La conquête de l’Angleterre par Guillaume, duc de Normandie, et son accession au trône en 1066 sous le nom de Guillaume Ier, entraînèrent une profonde transformation des institutions anglo-saxonnes. Les évêques, nommés par le pouvoir royal, furent démis de leurs fonctions les uns après les autres. Sauf un : Wulfstan, évêque de Worcester. Il témoigna de sa résistance avec son bâton pastoral.
Laissons l’historien Augustin THIERRY (1795-1856) nous raconter l’épisode dans son « Histoire de la conquête de l’Angleterre » (1825), dont l’extrait qui suit est issu de la 3e édition (1830) consultable via Google livres.
« Toute l’autorité religieuse avait aussi passé aux mains d’hommes de nation étrangère ; et des anciens prélats saxons il ne restait plus que Wulfstan, évêque de Worcester.
C’était un homme simple et faible d’esprit, incapable de rien oser, et qui, ainsi qu’on l’a vu plus haut, après un moment d’entraînement patriotique, s’était réconcilié, de tout son cœur, avec les conquérants. (…) Mais il était de race anglaise ; son jour vint comme était venu celui des autres.
Dans l’année 1076, Wulfstan fut cité devant un concile d’évêques et de seigneurs normands, réunis dans l’église de Westminster, et présidé par le roi Guillaume et l’archevêque Lanfranc. L’assemblée déclara unanimement que le prélat saxon était incapable d’exercer en Angleterre les fonctions épiscopales, attendu qu’il ne savait pas parler français. En vertu de cet arrêt bizarre, le roi et l’archevêque ordonnèrent au condamné de rendre le bâton et l’anneau, insignes de sa dignité.
L’étonnement et l’indignation d’être si mal récompensé inspirèrent à Wulfstan une énergie toute nouvelle pour lui ; il se leva, et, tenant à la main son bâton pastoral, marcha droit au tombeau du roi Edward, enterré dans l’église. Là, s’arrêtant, et s’adressant au mort en langue anglaise : « Edward, dit-il, c’est toi qui m’as donné ce bâton ; c’est à toi que je le rends et le confie. » Puis se tournant vers les Normands : « J’ai reçu cela de qui valait mieux que vous ; je le lui remets, ôtez-le lui si vous pouvez. » En prononçant ces derniers mots, le Saxon frappa vivement la pierre de la tombe avec la pointe du bâton pastoral. Son air et ce geste inattendu produisirent sur l’assemblée une grande impression de surprise, mêlée d’un effroi superstitieux : le roi et le primat ne réitérèrent point leur demande, et laissèrent le dernier évêque anglais garder son bâton et son office.

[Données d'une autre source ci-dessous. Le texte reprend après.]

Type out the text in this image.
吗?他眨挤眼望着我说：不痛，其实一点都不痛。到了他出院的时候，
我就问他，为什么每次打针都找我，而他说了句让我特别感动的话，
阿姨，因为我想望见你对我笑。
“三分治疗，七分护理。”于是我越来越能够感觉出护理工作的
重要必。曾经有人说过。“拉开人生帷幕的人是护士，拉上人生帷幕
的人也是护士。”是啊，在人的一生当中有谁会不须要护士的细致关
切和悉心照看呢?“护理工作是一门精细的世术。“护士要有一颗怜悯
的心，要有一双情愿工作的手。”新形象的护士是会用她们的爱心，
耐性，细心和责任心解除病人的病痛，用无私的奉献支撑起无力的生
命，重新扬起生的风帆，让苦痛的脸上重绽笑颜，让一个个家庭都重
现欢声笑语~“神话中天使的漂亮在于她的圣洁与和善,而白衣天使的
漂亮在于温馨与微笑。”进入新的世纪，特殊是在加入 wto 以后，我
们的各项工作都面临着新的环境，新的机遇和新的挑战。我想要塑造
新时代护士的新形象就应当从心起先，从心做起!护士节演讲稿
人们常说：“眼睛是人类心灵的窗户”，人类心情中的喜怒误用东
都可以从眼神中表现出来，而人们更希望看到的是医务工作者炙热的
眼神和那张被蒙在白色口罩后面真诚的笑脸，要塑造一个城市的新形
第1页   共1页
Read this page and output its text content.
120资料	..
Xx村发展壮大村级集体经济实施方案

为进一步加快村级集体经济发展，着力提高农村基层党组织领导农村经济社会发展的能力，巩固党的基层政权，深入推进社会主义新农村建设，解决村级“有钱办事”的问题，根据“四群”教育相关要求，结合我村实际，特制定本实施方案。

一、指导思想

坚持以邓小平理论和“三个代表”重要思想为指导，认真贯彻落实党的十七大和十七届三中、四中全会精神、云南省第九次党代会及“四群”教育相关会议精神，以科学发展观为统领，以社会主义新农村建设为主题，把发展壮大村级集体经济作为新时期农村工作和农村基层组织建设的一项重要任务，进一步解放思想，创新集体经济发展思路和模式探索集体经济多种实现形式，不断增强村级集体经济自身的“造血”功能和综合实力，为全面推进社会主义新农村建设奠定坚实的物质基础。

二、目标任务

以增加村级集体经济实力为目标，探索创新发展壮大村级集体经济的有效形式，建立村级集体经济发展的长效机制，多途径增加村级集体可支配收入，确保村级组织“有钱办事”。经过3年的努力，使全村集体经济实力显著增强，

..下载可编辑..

L’imagination populaire fit de cette aventure un prodige, et l’on répandit la nouvelle que le bâton pastoral de Wulfstan, quand il en frappa la pierre, s’y était enfoncé profondément, comme dans une terre molle, et que personne n’avait pu l’en arracher, excepté le Saxon lui-même, lorsque les étrangers eurent révoqué leur sentence. »
Cet épisode n’est pas sans analogie avec celui de l’épée Excalibur, plantée dans une enclume, que seul le futur roi Arthur parvient à retirer. Il est aussi à rapprocher des légendes de bâtons plantés qui s’accompagnent d’un ordre, d’un interdit, d’une limite, et que seul celui qui a les qualités et les vertus nécessaires, peut retirer ou s’affranchir du caractère magique du dit bâton. On mesure également toute l’importance attribuée au bâton des évêques, qui parfois font sourdre de l’eau d’un rocher, repoussent le diable, guérissent les malades ou même ressuscitent les morts. Nous en avons donné de nombreux exemples sur ce blog.
Wulfstan est un personnage historique même si l’épisode du bâton qui s’enfonce dans la pierre est plus que douteux. Né vers 1008, il mourut le 19 ou 20 janvier 1095. Il fut évêque de Worcester de 1062 à 1095.